VoteBuilder heißt die Software, fast 200 Millionen Namen stehen in der gigantischen Datenbank, in der alle verfügbaren Informationen über potenzielle Wähler gebündelt werden: Öffentlich zugängliche Daten wie Wahlregistrierungen werden mit den eigenen Registern der Partei kombiniert, E-Mail-Adressen mit Facebook-Profilen verknüpft, dazu Daten von externen Dienstleistern zugekauft. Der digitale Kampf um Wähler erreicht dabei eine neue, erschreckende Qualität. "Was wir 2008 gemacht haben, ist nach heutigen Standards prähistorisch", sagt Obamas Chefberater David Axelrod.
Muster im Verhalten
Mastermind hinter dem Projekt mit dem Codenamen Traumfänger ist Rayid Ghani, ein Spezialist für Datamining. Er hat zuvor als Cheftechniker der Accenture Technology Labs – gleich gegenüber von Obamas Hauptquartier auf der anderen Seite des Chicago River – Muster im Verhalten von Konsumenten identifiziert. Ghani entwickelte unter anderem ein Modell, das den Endpreis einer Auktion bei Ebay mit einer Wahrscheinlichkeit von 96 Prozent prognostizieren kann.

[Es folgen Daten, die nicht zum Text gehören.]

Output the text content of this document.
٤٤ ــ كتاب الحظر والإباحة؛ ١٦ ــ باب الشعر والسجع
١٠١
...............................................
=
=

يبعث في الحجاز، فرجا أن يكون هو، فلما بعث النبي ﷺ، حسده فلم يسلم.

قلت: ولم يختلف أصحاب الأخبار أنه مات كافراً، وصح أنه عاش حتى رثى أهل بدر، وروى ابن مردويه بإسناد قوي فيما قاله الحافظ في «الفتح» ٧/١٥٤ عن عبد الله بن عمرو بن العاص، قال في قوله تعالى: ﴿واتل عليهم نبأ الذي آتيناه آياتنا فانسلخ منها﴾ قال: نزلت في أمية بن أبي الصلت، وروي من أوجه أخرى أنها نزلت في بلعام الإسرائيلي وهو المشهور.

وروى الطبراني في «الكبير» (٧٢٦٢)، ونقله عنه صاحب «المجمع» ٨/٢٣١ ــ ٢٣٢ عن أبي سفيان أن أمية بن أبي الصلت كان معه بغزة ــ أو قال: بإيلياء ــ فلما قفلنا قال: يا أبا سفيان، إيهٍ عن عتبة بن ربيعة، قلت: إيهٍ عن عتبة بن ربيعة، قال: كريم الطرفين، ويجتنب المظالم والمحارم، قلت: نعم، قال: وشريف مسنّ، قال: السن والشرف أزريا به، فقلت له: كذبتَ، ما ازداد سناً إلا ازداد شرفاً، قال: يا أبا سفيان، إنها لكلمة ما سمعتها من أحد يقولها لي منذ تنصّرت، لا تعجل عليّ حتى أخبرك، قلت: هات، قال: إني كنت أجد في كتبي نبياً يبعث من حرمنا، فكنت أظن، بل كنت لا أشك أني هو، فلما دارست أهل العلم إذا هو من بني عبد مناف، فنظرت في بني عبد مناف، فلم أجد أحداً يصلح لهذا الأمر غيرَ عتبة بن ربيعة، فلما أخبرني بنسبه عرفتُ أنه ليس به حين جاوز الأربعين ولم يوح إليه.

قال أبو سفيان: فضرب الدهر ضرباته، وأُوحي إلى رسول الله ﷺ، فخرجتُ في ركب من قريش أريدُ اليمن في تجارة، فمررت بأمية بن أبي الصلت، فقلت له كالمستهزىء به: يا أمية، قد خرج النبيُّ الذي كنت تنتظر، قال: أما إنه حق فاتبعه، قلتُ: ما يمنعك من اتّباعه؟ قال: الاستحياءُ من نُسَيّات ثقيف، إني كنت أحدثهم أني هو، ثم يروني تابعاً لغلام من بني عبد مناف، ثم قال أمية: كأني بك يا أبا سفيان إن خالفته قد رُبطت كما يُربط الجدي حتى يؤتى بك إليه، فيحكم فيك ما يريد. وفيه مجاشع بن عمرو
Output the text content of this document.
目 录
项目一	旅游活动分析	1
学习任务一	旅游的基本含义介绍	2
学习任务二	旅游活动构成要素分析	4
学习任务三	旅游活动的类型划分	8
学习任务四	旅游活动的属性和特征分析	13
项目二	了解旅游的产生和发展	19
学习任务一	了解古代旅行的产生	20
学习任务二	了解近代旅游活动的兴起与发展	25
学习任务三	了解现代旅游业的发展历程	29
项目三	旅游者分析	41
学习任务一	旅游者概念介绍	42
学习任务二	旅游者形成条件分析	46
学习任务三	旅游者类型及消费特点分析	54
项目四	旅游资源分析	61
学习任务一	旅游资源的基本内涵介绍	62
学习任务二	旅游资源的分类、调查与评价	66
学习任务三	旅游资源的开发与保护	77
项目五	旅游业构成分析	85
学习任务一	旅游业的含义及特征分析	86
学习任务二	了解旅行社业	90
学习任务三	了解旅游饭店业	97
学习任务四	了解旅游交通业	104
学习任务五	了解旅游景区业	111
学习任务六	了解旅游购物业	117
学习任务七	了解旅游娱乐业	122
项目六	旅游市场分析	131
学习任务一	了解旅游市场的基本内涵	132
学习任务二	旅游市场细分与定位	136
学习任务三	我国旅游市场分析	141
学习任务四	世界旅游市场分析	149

Für Obama ermittelte Ghani, welche Wähler noch überzeugt werden mussten – und vor allem wie. Dazu wurde jeder, der sich für die Obama-Kampagne interessierte, gedrängt, sich mit seinem Facebook-Profil anzumelden. So bekamen die Strategen Zugriff auf deren "sozialen Graph": Informationen über Interessen, politische Äußerungen und Freunde. "Es wurden gezielt Leute gesucht, die Freunde in Swing States haben, und diese dann aufgefordert, für Obama zu werben", sagt Torsten Oltmanns, Berater bei Roland Berger.
Romney patzte beim digitalen Wahlkampf
"Letztes Mal hatten wir zwei Kampagnen", sagt Obamas Wahlkampfchef Jim Messina, "die digitale und die am Boden." Diesmal ging es darum, Online-Wahlkampf und traditionelle Methoden zu verknüpfen. So konnte er mithilfe der Datenbank gezielt entscheiden, an wessen Tür die Wahlhelfer noch klopfen müssen, und vor allem, mit welchen Themen sie Unentschlossene überzeugen können.
Hausbesuche machen Tausende von Helfern inzwischen mit Smartphone oder Tablet-PC. Mit der App "Obama for America" rufen sie vor Ort ab, welche Themen den jeweiligen Bürger interessieren und wie er bei früheren Anrufen oder Besuchen argumentiert hat. Im Anschluss werden Reaktionen und die siebenstufige Überzeugungs-Skala direkt aktualisiert.
Auch Spenden sammelte Obama extrem personalisiert. So erhielten der ehemalige Journalistik-Professor Dan Sinker und seine Frau gleichzeitig eine E-Mail: Gegen Spende könnten sie ein Dinner mit Obama gewinnen. Doch der Text unterschied sich deutlich. Sinker entdeckte insgesamt sechs verschiedene Versionen der Mail, manche Empfänger wurden um drei Dollar gebeten, der ehemalige Professor um 20 und seine Frau um 25 Dollar.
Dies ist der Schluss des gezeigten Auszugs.